And just like that, he was letting everything simply fall out of his mouth in a disjoined confession. “He’s only five. He’s the same age I was when you started spending more and more time away from home. You don’t need to be around forever, I just…I’m trying to teach him what family is. His mother didn’t even care a bit. She killed herself. She had him, he needed her and she killed herself.” He laughed a little despite himself, feeling a touch of hysteria. “Gods, I know how to pick them, don’t I?”
“Kolyat-”
He couldn’t hear that voice, couldn’t be interrupted. Not now. “His name’s Vasaed. She gave him our family name. I don’t know why. She didn’t tell me about him. I only learned that he existed when she was dead, and the hanar found me and asked me if I wanted to raise him. I didn’t think I could do it, I still don’t think I’m doing it right, but I’m trying.” He was trying. Why was it so difficult? He wasn’t even making a conscious effort to talk anymore. He wasn’t thinking. He was just talking and somehow it was still the most difficult thing in the world. How? Why? What was he even saying anymore? “I want to give him a real family. And…I don’t know if I can handle talking to you, but he might need you. He doesn’t have anyone else but me, and even if you’re dying I just want someone else to care.”
It wasn’t everything he wanted to say. It wasn’t anywhere near everything that Thane needed to be told, but he just couldn’t keep going. It’d all stopped as suddenly as it’d come on. His father wasn’t saying anything. He scraped his mind for something else to say, but it was just blank. “…Kolyat.“ Oh gods, his father’s voice was scratchy. He’d never heard that from Thane in all his life. “I-“
He couldn’t look, didn’t want to be seen. He dragged a hand over his face, viciously digging his palm into his eyes to push back the burning in them. “Gods, I’m fucking this up.”
“You’re not.” Emphatic. Certain. It was the first time anyone had ever told him that.
“If you hadn’t stopped me last year, he’d probably be getting the same training you had. Right now.”
“Don’t consider that. Just be thankful he avoided that fate.”

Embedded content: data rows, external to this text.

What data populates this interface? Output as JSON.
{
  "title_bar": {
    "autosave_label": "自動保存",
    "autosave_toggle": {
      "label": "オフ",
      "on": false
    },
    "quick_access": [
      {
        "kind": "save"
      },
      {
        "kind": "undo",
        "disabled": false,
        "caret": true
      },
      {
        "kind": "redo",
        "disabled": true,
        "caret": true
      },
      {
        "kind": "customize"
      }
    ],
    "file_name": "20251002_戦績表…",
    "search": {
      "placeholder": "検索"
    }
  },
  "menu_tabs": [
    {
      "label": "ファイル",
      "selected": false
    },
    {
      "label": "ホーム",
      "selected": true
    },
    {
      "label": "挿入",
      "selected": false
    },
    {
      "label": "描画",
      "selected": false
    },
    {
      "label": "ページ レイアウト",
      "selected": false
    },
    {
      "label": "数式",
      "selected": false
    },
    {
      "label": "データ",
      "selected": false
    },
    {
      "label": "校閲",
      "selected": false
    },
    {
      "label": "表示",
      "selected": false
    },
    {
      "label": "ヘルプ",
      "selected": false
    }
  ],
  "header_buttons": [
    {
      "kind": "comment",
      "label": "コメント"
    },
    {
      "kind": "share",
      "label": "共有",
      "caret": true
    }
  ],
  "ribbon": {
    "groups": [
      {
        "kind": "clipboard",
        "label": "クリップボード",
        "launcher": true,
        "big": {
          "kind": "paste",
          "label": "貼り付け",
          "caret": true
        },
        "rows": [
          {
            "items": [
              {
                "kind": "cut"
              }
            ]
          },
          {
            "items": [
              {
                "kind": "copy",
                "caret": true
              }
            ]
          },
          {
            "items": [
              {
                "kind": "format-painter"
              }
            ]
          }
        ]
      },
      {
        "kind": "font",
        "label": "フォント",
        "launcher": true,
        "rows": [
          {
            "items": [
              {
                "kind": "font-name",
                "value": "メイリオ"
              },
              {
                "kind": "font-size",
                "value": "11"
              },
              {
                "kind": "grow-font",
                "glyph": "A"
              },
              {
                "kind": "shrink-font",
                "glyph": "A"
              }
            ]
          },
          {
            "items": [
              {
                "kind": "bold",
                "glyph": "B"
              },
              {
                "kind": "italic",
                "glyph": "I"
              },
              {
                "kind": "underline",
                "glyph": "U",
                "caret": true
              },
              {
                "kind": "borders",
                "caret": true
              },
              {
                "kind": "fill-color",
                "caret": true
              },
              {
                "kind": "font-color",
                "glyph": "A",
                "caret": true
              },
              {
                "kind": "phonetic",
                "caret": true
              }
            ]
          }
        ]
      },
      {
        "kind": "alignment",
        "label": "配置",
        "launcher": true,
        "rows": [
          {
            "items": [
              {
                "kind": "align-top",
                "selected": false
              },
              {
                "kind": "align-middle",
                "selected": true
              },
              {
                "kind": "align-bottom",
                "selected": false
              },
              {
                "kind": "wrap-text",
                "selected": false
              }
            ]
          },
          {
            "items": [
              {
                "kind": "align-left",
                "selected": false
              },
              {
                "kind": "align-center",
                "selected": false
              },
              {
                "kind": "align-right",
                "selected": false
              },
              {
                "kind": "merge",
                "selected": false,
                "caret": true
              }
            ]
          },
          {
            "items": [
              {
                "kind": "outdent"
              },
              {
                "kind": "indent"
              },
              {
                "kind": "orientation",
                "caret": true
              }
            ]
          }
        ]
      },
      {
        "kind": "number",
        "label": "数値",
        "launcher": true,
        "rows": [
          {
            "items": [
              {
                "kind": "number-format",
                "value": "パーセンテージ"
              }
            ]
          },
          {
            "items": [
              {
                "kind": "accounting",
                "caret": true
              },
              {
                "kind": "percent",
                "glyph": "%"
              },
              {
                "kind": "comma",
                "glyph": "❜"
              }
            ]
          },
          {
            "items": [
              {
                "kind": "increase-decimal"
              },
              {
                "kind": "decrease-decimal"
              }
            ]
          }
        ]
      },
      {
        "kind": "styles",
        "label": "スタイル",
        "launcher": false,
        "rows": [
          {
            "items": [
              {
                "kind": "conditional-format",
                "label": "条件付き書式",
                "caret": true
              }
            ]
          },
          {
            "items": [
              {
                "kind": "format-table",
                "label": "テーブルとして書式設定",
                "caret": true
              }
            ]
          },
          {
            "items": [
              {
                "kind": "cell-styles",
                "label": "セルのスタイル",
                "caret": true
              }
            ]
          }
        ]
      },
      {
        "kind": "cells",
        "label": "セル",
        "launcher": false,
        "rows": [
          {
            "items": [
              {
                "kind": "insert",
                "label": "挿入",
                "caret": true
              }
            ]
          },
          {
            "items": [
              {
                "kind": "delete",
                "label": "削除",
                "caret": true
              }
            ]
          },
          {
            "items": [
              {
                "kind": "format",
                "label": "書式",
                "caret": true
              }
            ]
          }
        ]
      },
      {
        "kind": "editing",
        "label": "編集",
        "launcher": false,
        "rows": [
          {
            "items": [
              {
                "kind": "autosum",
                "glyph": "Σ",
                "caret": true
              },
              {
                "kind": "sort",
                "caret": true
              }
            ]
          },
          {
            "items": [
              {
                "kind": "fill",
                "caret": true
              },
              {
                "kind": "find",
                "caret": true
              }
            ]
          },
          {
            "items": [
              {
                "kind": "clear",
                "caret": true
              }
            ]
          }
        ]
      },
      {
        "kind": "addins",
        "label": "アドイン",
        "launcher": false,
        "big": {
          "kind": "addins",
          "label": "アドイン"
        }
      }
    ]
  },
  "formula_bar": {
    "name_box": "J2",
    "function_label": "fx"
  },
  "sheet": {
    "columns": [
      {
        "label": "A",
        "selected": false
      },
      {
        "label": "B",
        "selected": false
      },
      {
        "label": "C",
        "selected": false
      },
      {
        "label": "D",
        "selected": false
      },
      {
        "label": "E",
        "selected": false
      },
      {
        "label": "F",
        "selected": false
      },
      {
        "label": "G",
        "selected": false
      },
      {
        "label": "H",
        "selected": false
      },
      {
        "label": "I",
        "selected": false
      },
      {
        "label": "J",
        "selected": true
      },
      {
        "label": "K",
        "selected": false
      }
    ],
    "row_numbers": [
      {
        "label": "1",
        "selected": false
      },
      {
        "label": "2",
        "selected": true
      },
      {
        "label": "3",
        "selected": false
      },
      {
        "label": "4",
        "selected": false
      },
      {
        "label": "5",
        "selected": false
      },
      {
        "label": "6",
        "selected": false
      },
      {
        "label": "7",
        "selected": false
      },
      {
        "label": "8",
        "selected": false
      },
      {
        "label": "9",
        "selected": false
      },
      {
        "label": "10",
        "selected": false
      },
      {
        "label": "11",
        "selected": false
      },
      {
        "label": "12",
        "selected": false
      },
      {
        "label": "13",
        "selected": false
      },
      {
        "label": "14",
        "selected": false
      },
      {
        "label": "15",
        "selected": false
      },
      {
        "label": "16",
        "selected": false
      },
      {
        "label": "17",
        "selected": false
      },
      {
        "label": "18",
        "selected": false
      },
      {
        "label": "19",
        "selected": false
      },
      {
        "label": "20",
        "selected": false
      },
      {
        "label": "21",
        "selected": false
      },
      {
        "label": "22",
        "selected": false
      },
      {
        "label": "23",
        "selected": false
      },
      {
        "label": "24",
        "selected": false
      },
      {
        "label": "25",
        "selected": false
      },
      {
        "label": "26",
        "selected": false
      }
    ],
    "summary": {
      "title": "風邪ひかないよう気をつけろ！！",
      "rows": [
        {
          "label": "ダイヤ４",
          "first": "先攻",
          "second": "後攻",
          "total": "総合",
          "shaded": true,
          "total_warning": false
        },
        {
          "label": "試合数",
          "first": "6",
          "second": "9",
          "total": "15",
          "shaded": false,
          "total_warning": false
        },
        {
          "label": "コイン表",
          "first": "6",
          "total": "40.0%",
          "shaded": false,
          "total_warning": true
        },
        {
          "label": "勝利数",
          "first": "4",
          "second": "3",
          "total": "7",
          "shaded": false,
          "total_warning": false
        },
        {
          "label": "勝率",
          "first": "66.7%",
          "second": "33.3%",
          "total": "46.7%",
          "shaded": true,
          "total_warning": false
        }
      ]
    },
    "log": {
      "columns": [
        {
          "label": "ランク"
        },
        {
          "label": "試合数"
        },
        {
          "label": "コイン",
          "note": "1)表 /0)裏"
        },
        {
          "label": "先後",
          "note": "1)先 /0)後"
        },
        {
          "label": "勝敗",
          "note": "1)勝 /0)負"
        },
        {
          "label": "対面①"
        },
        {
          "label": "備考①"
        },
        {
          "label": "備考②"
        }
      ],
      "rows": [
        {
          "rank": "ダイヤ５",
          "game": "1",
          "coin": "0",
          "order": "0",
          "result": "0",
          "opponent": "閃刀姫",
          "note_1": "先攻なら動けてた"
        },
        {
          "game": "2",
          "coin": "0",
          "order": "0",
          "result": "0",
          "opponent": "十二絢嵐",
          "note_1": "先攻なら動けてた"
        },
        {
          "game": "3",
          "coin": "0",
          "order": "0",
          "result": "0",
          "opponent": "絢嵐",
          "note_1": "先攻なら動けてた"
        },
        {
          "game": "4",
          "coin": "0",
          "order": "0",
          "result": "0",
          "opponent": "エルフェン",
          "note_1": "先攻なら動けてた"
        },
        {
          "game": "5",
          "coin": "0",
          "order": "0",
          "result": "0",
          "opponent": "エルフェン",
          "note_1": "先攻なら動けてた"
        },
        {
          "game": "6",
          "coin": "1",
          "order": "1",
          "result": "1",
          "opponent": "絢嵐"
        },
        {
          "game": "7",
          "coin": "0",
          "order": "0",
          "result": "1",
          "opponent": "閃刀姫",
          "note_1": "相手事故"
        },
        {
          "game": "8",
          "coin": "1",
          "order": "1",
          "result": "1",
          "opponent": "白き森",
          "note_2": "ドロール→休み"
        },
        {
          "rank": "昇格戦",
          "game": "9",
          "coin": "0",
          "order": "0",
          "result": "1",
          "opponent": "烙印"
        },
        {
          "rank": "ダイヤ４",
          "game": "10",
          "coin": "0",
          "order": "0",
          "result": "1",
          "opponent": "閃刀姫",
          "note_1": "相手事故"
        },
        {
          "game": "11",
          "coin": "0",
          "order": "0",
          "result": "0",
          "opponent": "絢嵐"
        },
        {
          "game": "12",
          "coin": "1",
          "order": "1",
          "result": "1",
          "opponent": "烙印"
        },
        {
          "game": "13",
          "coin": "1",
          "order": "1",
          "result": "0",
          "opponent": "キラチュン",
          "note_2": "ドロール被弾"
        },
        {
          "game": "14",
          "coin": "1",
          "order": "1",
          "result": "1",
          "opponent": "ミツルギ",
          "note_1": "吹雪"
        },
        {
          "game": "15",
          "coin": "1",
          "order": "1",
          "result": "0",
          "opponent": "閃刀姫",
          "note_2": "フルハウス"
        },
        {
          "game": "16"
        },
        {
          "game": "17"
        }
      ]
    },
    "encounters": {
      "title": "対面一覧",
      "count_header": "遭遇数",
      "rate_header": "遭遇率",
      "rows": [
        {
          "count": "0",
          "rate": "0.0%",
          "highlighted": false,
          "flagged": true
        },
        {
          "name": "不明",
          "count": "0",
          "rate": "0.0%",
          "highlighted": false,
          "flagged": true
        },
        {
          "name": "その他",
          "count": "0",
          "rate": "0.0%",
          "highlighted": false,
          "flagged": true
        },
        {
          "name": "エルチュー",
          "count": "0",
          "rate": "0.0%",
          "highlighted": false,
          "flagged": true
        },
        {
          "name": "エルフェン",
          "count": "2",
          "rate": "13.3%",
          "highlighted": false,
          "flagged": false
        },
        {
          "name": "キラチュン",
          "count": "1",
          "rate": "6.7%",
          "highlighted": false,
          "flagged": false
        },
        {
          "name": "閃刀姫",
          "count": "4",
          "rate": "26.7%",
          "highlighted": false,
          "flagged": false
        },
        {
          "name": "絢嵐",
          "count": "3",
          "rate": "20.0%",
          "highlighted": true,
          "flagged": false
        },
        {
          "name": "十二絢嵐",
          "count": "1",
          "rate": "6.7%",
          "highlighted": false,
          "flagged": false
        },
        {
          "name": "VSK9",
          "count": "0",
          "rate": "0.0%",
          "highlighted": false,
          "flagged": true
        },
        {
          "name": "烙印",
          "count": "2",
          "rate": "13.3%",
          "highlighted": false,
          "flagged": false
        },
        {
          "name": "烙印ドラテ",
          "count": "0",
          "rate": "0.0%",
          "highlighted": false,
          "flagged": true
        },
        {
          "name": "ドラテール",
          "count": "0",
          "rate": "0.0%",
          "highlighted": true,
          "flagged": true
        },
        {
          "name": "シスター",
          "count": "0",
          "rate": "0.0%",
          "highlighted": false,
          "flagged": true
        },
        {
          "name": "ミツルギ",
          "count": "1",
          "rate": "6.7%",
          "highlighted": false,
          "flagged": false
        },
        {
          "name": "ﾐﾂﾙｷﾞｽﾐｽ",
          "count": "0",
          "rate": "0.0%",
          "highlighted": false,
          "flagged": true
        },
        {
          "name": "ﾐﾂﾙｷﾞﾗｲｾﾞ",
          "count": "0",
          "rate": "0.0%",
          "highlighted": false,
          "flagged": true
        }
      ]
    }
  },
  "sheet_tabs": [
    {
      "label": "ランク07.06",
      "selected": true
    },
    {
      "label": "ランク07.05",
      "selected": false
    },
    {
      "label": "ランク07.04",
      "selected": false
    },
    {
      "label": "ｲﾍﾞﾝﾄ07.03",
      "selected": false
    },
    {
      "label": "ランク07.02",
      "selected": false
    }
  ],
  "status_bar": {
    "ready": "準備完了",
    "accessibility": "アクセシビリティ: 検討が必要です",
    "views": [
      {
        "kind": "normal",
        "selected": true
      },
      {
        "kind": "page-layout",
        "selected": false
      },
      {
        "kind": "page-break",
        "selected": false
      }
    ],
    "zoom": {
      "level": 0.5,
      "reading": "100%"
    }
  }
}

“I am. You have to meet him. I really-“
“I will. Three days. I promise you.”
Kolyat could only nod. He didn’t feel the weight of the secret anymore. He hadn’t realised there had been a weight, but now there was a different pressure. It was a lot worse, a lot more vulnerable. He hated it, wanted to hate Thane for it, but it was for Vasaed. He couldn’t regret it. Wouldn’t. But he had to get away before he started actually tearing up. He couldn’t rein in his pride forever. “You sound like you need to rest. I should-”
Floodgates (7/7)
anonymous
June 13 2011, 20:53:41 UTC
“Yeah?”
It apparently took some difficulty. Thane paused for a moment, searching for the words he needed. Kolyat couldn’t think of a time where he’d ever seen his father without the words for whatever he needed to say. What happened to his fluid, engaging speeches? Was he just…moved? Stunned? Just when Kolyat was putting together the questions - still nebulous and unclear in his own head - Thane finally broke the silence. “You didn’t need to tell me, but you did. I won’t question your reasons. If you can tell me, in time, I will listen. For now, Kolyat…I want you to know how grateful I am.” A static-shaky hand moved into the picture and rubbed at the mostly featureless face of his father. “Thank you.”
Kolyat shook his head. There really weren’t any more words.
x
It wasn’t like seeing him in Talid’s apartment. For one thing, this was an arranged meeting. For another, under the harsh Presidium lighting Kolyat could see him a whole lot better.
Thane was ragged - there was no other word for it. His eyes were dull, his skin was loose and taking on a sickly sheen and he walked heavily. Had he been like this last year? Was this just a bad moment for his health, or was he really, irreversibly, one foot in the sea? Maybe Kolyat would’ve asked. He should’ve, and he knew it. But then Commander Shepard was there, a hand on Thane’s shoulder and a broad grin on his face: “see you when you get back, Grandpa.” Thane grimaced, not enough for the human to notice as he turned towards his son, but it made Kolyat’s insides shrivel. His lip curled visibly, he folded his arms across his front and he just simply glared as his father approached.
“Why did I even bother?” he muttered to himself.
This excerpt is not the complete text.